Traumwandeln auf den Spuren von K.

theaterzeit/Freistadt spielt heuer Neuadaption von Kafkas „Das Schloss“

Traumsequenzen vor Schloss Westwest
Traumsequenzen vor Schloss Westwest © theaterzeit

Vor zehn Jahren bekam Freistadt mit theaterzeit ein eigenes Festival, das sich vom Bühnenevent bis heute zu einer bunten Kulturveranstaltung entwickelt hat. 2020 wurde coronabedingt pausiert. Sein Jubiläum feiert das Festival, das alle zwei Jahre in die Messehalle einzieht, heuer von 16. Juli bis 7. August unter anderem mit dem Stück „Schloss Westwest“, einer Adaption von Kafkas „Das Schloss“.

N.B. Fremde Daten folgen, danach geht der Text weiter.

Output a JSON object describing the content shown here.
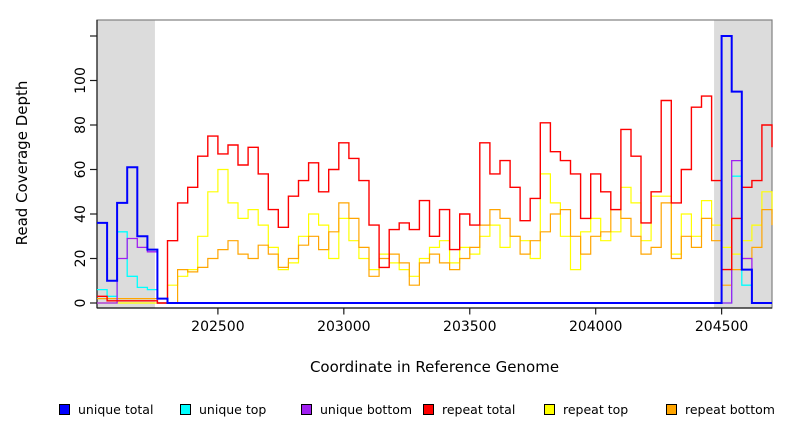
{
  "chart_data": {
    "type": "line",
    "subtype": "step",
    "title": "",
    "xlabel": "Coordinate in Reference Genome",
    "ylabel": "Read Coverage Depth",
    "xlim": [
      202020,
      204700
    ],
    "ylim": [
      0,
      128
    ],
    "grid": false,
    "legend_position": "bottom",
    "background": "#FFFFFF",
    "box_color": "#808080",
    "axis_color": "#1a1a1a",
    "highlight_color": "#DCDCDC",
    "highlight_regions": [
      {
        "from": 202020,
        "to": 202250
      },
      {
        "from": 204470,
        "to": 204700
      }
    ],
    "x_ticks": [
      {
        "value": 202500,
        "label": "202500"
      },
      {
        "value": 203000,
        "label": "203000"
      },
      {
        "value": 203500,
        "label": "203500"
      },
      {
        "value": 204000,
        "label": "204000"
      },
      {
        "value": 204500,
        "label": "204500"
      }
    ],
    "y_ticks": [
      {
        "value": 0,
        "label": "0"
      },
      {
        "value": 20,
        "label": "20"
      },
      {
        "value": 40,
        "label": "40"
      },
      {
        "value": 60,
        "label": "60"
      },
      {
        "value": 80,
        "label": "80"
      },
      {
        "value": 100,
        "label": "100"
      },
      {
        "value": 120,
        "label": ""
      }
    ],
    "x": [
      202020,
      202060,
      202100,
      202140,
      202180,
      202220,
      202260,
      202300,
      202340,
      202380,
      202420,
      202460,
      202500,
      202540,
      202580,
      202620,
      202660,
      202700,
      202740,
      202780,
      202820,
      202860,
      202900,
      202940,
      202980,
      203020,
      203060,
      203100,
      203140,
      203180,
      203220,
      203260,
      203300,
      203340,
      203380,
      203420,
      203460,
      203500,
      203540,
      203580,
      203620,
      203660,
      203700,
      203740,
      203780,
      203820,
      203860,
      203900,
      203940,
      203980,
      204020,
      204060,
      204100,
      204140,
      204180,
      204220,
      204260,
      204300,
      204340,
      204380,
      204420,
      204460,
      204500,
      204540,
      204580,
      204620,
      204660,
      204700
    ],
    "draw_order": [
      "repeat top",
      "repeat bottom",
      "unique top",
      "unique bottom",
      "repeat total",
      "unique total"
    ],
    "series": [
      {
        "name": "unique total",
        "color": "#0000FF",
        "line_width": 2,
        "values": [
          36,
          10,
          45,
          61,
          30,
          24,
          2,
          0,
          0,
          0,
          0,
          0,
          0,
          0,
          0,
          0,
          0,
          0,
          0,
          0,
          0,
          0,
          0,
          0,
          0,
          0,
          0,
          0,
          0,
          0,
          0,
          0,
          0,
          0,
          0,
          0,
          0,
          0,
          0,
          0,
          0,
          0,
          0,
          0,
          0,
          0,
          0,
          0,
          0,
          0,
          0,
          0,
          0,
          0,
          0,
          0,
          0,
          0,
          0,
          0,
          0,
          0,
          120,
          95,
          15,
          0,
          0,
          0
        ]
      },
      {
        "name": "unique top",
        "color": "#00FFFF",
        "line_width": 1.3,
        "values": [
          6,
          3,
          32,
          12,
          7,
          6,
          0,
          0,
          0,
          0,
          0,
          0,
          0,
          0,
          0,
          0,
          0,
          0,
          0,
          0,
          0,
          0,
          0,
          0,
          0,
          0,
          0,
          0,
          0,
          0,
          0,
          0,
          0,
          0,
          0,
          0,
          0,
          0,
          0,
          0,
          0,
          0,
          0,
          0,
          0,
          0,
          0,
          0,
          0,
          0,
          0,
          0,
          0,
          0,
          0,
          0,
          0,
          0,
          0,
          0,
          0,
          0,
          0,
          57,
          8,
          0,
          0,
          0
        ]
      },
      {
        "name": "unique bottom",
        "color": "#A020F0",
        "line_width": 1.3,
        "values": [
          0,
          0,
          20,
          29,
          25,
          23,
          0,
          0,
          0,
          0,
          0,
          0,
          0,
          0,
          0,
          0,
          0,
          0,
          0,
          0,
          0,
          0,
          0,
          0,
          0,
          0,
          0,
          0,
          0,
          0,
          0,
          0,
          0,
          0,
          0,
          0,
          0,
          0,
          0,
          0,
          0,
          0,
          0,
          0,
          0,
          0,
          0,
          0,
          0,
          0,
          0,
          0,
          0,
          0,
          0,
          0,
          0,
          0,
          0,
          0,
          0,
          0,
          0,
          64,
          20,
          0,
          0,
          0
        ]
      },
      {
        "name": "repeat total",
        "color": "#FF0000",
        "line_width": 1.4,
        "values": [
          3,
          1,
          1,
          1,
          1,
          1,
          0,
          28,
          45,
          52,
          66,
          75,
          67,
          71,
          62,
          70,
          58,
          42,
          34,
          48,
          55,
          63,
          50,
          60,
          72,
          65,
          55,
          35,
          16,
          33,
          36,
          33,
          46,
          30,
          42,
          24,
          40,
          35,
          72,
          58,
          64,
          52,
          37,
          47,
          81,
          68,
          64,
          58,
          38,
          58,
          50,
          42,
          78,
          66,
          36,
          50,
          91,
          45,
          60,
          88,
          93,
          55,
          15,
          38,
          52,
          55,
          80,
          70
        ]
      },
      {
        "name": "repeat top",
        "color": "#FFFF00",
        "line_width": 1.2,
        "values": [
          0,
          0,
          0,
          0,
          0,
          0,
          0,
          8,
          12,
          15,
          30,
          50,
          60,
          45,
          38,
          42,
          35,
          25,
          15,
          18,
          30,
          40,
          35,
          20,
          38,
          28,
          20,
          15,
          22,
          18,
          15,
          12,
          20,
          25,
          28,
          18,
          25,
          22,
          30,
          35,
          25,
          30,
          28,
          20,
          58,
          45,
          30,
          15,
          32,
          38,
          28,
          32,
          52,
          45,
          28,
          48,
          48,
          22,
          40,
          30,
          46,
          35,
          25,
          22,
          28,
          35,
          50,
          40
        ]
      },
      {
        "name": "repeat bottom",
        "color": "#FFA500",
        "line_width": 1.2,
        "values": [
          2,
          2,
          2,
          2,
          2,
          2,
          0,
          0,
          15,
          14,
          16,
          20,
          24,
          28,
          22,
          20,
          26,
          22,
          16,
          20,
          26,
          30,
          24,
          32,
          45,
          38,
          25,
          12,
          20,
          22,
          18,
          8,
          18,
          22,
          18,
          15,
          20,
          25,
          35,
          42,
          38,
          30,
          22,
          28,
          32,
          40,
          42,
          30,
          22,
          30,
          32,
          42,
          38,
          30,
          22,
          25,
          45,
          20,
          30,
          25,
          38,
          28,
          8,
          15,
          20,
          25,
          42,
          35
        ]
      }
    ]
  }
}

In der Vergangenheit zeigte theaterzeit/Freistadt etwa Adaptionen von „Jedermann“ oder „Faust“: „Wir bringen traditionell schwere, ernste, klassische Stoffe auf die Bühne, Stücke, die auch vier Stunden dauern können. All das ist eher ungewöhnlich für ein Theater im Sommer“, sagt Susanne Bihari, die das Festival gemeinsam mit Ulf Dückelmann ins Leben gerufen hat, leitet und als Schauspielerin mitwirkt.

Aber von dieser Schwere wisse das Publikum schon und lasse sich nicht abschrecken. Ulf Dückelmann führt traditionell Regie und hat heuer Kafkas Roman für die Bühne dramatisiert: Die Geschichte aus „Das Schloss“ wird aus der Perspektive von K. erzählt, der auf dem Sterbebett liegt und für Kafka steht, dessen Biografie von Dückelmann in traumhaften Sequenzen mit der Biografie verquickt wird. K. begegnen auf diese Weise Menschen aus seinem Leben, seine Eltern, Frauen wie Kafkas erste Verlobte Felice Bauer.

„Kafka hat ja immer wieder schreibend Träume verarbeitet. Schreiben und Träumen gehen ineinander über. Das gibt dem Stück einen ganz eigenwilligen Drive“, sagt Bihari. Dabei werde viel im „Cinemascope-Style“ gearbeitet, die Handlung nicht nur live, sondern auch über Video erzählt. „Und wir lieben es, die riesige Bühne der Messehalle mit unseren Stücken auszufüllen.“

Bühnenspiel und dazu ein breites Angebot an Kultur

Neben dem Theater gibt es bei theaterzeit mittlerweile ein breit gefächertes Kulturangebot. Dazu zählt eine Literaturbörse, bei der Werke regionaler, aber auch internationaler Autoren präsentiert werden. „Anlässlich des 800-Jahr-Jubiläums von Freistadt zeigen wir einen Publikumshit aus 2012, unseren Film ,Elvis im Wunderland´, bei dem ganz Pregarten mitgespielt hat“, erzählt Bihari.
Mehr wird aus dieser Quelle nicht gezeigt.